Now I don't begin to know the minds of our confirmands, and I am very impressed with the confirmation process this congregation has developed. (It runs from beginning of the school year to now, includes adult "companions," and so on.) But I have to assume that there are more than a few doubts floating around. And there will likely be more. They are, after all, only in their early teens.
To some degree, confirmation has long been an expectation in Presbyterian churches. When children reach a certain age (that age varies from congregation to congregation), there is some sort of programed experience which leads to young people making professions of faith and so becoming full-fledged, adult members of the congregation. Some young people feel a great deal of pressure to take part. And after all, once complete, there are no other requirements. And indeed, quite a few graduates of confirmation class graduate from church altogether before long.
(There is an old joke about a group of pastors meeting for lunch, each of them offering helpful suggestions to the pastor whose church attic has become infested with bats. Seems that all the suggestions have already been tried without success. But then the Presbyterian pastor says that she had all the bats graduate from confirmation class, and she hasn't seen them since.)
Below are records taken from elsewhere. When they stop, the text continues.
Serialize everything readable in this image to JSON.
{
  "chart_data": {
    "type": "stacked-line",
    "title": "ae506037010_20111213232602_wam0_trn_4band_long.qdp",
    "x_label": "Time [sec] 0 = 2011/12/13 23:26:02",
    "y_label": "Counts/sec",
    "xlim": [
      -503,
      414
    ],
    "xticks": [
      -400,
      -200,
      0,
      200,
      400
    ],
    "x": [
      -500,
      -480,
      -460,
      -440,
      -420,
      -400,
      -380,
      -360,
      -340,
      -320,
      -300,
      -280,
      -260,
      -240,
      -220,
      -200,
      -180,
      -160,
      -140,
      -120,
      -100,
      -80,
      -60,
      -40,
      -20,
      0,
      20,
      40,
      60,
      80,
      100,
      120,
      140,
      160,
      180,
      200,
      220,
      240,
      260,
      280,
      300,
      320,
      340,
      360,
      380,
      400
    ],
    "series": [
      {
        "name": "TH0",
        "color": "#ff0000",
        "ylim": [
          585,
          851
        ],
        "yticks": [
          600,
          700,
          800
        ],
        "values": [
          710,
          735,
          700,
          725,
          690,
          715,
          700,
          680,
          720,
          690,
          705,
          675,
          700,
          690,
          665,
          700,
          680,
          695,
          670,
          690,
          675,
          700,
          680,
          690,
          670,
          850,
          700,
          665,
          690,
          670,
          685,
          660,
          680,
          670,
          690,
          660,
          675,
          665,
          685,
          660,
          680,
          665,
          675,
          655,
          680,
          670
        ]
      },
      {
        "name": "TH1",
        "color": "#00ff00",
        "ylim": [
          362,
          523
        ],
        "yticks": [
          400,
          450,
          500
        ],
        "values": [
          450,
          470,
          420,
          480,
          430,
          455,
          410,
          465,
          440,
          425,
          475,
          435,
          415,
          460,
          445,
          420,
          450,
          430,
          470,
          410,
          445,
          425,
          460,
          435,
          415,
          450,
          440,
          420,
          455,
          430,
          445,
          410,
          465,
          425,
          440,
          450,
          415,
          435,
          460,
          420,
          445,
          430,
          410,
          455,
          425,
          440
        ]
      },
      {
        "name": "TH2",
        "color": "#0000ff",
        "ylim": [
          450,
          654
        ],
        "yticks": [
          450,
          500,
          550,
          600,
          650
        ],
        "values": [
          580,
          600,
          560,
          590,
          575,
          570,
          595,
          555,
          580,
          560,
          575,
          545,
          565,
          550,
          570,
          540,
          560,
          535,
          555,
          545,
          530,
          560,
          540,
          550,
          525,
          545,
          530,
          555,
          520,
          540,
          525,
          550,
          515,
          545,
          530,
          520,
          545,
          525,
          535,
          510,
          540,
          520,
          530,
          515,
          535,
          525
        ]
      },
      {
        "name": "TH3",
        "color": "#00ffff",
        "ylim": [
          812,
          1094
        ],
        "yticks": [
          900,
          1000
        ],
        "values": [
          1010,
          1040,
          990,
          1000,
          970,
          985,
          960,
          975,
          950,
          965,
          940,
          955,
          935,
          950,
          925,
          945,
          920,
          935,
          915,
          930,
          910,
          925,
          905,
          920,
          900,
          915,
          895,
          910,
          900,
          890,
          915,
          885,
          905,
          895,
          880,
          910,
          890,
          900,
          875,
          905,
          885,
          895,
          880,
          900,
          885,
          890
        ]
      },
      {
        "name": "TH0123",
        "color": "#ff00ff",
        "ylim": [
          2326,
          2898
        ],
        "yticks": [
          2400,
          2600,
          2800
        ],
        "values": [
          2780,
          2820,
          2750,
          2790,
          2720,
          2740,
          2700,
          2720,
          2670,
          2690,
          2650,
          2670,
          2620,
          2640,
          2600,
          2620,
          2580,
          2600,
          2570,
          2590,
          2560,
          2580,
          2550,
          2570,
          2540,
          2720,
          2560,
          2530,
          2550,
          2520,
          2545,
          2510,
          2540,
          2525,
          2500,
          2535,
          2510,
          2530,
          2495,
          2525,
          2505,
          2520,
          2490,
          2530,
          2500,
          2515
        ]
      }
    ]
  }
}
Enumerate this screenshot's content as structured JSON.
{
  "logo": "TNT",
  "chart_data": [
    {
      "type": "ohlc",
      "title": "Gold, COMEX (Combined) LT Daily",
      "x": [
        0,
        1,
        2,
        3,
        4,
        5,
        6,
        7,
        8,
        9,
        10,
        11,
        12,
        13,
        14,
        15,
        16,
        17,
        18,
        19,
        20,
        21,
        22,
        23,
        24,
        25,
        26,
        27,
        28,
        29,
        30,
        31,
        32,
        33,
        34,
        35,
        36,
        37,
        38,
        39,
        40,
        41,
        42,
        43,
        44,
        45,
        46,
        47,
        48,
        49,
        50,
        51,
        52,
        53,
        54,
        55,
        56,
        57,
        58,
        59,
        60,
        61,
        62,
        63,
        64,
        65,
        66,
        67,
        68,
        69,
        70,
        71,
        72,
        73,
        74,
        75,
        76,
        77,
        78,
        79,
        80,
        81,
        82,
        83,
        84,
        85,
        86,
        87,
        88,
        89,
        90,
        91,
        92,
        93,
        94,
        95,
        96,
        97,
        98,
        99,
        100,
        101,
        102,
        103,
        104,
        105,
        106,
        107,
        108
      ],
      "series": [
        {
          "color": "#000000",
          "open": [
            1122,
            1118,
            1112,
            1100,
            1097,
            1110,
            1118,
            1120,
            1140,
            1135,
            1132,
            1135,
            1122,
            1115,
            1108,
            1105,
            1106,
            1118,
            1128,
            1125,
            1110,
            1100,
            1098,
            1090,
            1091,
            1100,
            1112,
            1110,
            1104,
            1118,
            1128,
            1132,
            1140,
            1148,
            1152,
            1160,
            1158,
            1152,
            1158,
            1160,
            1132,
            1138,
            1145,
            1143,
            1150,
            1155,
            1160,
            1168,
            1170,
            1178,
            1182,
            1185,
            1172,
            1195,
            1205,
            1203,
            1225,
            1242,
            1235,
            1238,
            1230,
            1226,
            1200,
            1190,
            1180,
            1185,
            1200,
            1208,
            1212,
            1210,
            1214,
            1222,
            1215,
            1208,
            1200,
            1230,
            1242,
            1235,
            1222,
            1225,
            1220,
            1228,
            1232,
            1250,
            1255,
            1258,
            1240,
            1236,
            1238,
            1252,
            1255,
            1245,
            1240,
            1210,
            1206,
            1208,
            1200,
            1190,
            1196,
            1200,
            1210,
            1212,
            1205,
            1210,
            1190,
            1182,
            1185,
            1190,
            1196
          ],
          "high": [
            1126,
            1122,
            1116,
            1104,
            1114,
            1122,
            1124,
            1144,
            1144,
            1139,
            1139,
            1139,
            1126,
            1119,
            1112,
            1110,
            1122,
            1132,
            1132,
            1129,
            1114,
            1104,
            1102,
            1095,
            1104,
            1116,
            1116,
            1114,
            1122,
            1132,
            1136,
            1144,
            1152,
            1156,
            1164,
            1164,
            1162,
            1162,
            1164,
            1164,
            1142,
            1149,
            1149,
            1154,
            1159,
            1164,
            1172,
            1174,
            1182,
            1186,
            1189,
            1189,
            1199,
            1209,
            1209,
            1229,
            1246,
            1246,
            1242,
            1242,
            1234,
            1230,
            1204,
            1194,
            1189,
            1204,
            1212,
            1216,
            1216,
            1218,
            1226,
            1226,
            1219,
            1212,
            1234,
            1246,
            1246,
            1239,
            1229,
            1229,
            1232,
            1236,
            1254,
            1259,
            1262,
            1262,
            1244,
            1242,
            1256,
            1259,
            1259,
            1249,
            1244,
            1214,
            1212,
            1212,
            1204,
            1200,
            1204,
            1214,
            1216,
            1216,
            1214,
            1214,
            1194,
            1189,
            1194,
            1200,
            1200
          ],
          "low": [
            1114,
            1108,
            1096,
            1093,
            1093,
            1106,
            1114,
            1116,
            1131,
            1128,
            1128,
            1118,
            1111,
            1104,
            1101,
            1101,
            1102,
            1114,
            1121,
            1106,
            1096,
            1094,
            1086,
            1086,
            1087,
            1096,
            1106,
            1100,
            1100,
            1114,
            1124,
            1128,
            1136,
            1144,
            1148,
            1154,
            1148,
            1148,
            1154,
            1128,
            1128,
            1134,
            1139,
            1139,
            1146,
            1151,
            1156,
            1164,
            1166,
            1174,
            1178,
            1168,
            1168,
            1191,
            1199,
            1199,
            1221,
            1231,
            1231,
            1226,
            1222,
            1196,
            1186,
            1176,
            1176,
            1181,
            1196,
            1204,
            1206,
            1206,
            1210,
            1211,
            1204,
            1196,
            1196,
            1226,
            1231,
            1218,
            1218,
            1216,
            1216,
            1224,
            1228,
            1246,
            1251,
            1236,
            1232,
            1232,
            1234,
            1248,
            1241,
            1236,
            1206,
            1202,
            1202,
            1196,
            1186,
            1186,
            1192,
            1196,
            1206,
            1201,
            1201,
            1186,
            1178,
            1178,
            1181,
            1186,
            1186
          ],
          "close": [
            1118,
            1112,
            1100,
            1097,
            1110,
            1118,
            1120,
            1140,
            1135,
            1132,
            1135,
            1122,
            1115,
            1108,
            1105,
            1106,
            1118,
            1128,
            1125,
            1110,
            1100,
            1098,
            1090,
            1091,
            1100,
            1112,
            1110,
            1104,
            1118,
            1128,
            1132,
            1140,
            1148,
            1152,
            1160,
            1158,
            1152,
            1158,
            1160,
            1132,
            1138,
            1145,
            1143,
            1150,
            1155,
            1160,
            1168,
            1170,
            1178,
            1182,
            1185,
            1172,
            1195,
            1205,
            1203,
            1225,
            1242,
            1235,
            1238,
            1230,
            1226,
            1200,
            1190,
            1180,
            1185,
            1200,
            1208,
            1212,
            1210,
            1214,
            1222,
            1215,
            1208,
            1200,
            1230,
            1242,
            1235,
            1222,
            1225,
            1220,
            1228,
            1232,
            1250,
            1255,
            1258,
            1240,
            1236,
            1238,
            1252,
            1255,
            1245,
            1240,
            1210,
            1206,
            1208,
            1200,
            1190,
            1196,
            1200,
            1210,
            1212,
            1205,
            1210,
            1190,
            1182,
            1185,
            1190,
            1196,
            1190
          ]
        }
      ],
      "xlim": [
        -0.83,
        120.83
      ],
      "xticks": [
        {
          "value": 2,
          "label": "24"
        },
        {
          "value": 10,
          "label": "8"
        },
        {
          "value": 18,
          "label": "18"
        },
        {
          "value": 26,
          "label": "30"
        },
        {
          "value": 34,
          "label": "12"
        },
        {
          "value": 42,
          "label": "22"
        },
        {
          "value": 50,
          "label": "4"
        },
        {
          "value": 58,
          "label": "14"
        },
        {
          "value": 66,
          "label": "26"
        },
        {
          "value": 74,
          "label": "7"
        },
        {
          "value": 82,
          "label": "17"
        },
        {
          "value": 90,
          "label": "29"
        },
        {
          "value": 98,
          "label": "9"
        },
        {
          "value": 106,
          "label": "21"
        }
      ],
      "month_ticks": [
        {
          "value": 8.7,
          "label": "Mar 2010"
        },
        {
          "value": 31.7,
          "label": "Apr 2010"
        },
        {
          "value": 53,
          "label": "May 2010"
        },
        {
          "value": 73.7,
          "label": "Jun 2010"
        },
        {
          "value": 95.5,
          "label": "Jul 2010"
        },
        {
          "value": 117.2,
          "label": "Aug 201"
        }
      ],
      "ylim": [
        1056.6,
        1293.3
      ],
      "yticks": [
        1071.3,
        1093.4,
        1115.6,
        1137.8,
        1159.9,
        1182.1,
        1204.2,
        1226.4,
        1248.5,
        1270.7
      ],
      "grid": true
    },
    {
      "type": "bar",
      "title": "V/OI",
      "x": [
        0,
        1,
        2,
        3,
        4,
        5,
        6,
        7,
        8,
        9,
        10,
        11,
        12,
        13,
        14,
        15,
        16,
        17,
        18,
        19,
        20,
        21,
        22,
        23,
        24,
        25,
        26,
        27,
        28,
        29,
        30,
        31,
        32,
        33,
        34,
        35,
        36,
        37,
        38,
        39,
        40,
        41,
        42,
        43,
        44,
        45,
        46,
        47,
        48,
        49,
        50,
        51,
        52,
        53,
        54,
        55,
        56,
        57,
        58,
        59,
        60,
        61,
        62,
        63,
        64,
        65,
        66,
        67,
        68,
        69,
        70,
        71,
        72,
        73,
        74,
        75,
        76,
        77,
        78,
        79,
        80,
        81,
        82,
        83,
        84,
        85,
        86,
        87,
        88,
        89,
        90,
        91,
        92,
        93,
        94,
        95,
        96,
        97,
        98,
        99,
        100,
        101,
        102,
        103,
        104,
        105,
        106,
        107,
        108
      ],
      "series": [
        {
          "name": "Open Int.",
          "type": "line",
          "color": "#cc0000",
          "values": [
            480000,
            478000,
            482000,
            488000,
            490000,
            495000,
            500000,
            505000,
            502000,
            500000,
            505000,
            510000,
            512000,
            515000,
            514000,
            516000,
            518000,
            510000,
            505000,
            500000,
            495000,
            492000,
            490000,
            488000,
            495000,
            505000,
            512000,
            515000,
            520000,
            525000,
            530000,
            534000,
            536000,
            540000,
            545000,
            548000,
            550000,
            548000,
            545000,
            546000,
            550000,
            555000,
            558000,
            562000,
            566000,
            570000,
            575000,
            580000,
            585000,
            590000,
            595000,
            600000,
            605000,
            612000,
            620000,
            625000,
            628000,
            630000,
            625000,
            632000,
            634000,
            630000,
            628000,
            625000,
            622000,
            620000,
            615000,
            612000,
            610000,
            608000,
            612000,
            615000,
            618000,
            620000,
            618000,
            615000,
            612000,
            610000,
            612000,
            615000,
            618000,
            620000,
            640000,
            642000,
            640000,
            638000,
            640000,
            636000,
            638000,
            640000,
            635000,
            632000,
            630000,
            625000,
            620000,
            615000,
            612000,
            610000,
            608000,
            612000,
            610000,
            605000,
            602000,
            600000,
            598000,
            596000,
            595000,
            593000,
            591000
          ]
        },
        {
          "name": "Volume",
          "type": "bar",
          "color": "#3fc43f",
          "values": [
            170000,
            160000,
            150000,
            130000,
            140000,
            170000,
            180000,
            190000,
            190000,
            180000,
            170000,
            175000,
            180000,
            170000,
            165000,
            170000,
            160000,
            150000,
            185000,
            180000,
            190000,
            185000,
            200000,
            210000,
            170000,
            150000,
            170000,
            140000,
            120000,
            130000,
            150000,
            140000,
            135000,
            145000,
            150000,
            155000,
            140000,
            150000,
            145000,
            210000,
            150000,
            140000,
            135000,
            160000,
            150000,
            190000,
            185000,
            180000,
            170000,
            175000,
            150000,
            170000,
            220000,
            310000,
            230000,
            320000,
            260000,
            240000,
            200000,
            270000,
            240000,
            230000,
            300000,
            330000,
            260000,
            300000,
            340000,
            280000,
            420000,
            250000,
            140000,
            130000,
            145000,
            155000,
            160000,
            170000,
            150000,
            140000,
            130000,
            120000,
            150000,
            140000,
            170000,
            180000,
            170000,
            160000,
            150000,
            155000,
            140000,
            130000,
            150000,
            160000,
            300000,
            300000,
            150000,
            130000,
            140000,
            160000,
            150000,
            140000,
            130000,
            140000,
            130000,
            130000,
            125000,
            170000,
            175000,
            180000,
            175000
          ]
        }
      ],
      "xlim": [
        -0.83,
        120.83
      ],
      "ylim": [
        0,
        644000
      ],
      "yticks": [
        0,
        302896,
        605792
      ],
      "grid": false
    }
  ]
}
The disciple Thomas has been through a lot more than a confirmation class. He has been taught by Jesus, been there for it all, including seeing him hauled off by the authorities and then executed. But now he hears that others have seen the risen Jesus. First Mary had seen him. Now some of the other disciples have, and they tell Thomas about it. But Thomas needs more. "Unless I see the
mark of the nails in his hands, and put my finger in the
mark of the nails and my hand in his side, I will not
believe."
It's a bit of hyperbole. When Thomas does actually see Jesus, he passes on Jesus' offer to touch his wounds. But it raises the very legitimate question of what is needed for faith. Based on the number of confirmation class graduates who leave the church by early adulthood, I'd say that going through confirmation class isn't enough. Regardless of how sincere those young people are today when they promise to follow where Jesus leads and to fulfill their "calling to be a disciple of Jesus Christ," if something does not make it real for them, there are far too many cultural forces pulling them in other directions.
The term "doubting Thomas" is often used pejoratively, but Thomas' statement upon seeing the risen Christ, "My
Lord and my God!" is one of the faith highlights of John's gospel. And I suspect that a great deal of the church's malaise in our day is the result of too few Thomases in our ranks, not too many. Without wrestling with the issue Thomas raises, church easily becomes a social convention without much solidly behind it. Church as social convention only works when the society actively encourages it. But as that societal encouragement has disappeared, often replaced with societal pulls away from church, the habit of church is slowly disappearing.
What does it take for someone to say to Jesus, "My
Lord and my God!" my master and the center of my life? It certainly would seem to require more than good information. Surely there has to be some sort of encounter, maybe not as impressive as the one Thomas had, but an encounter nonetheless.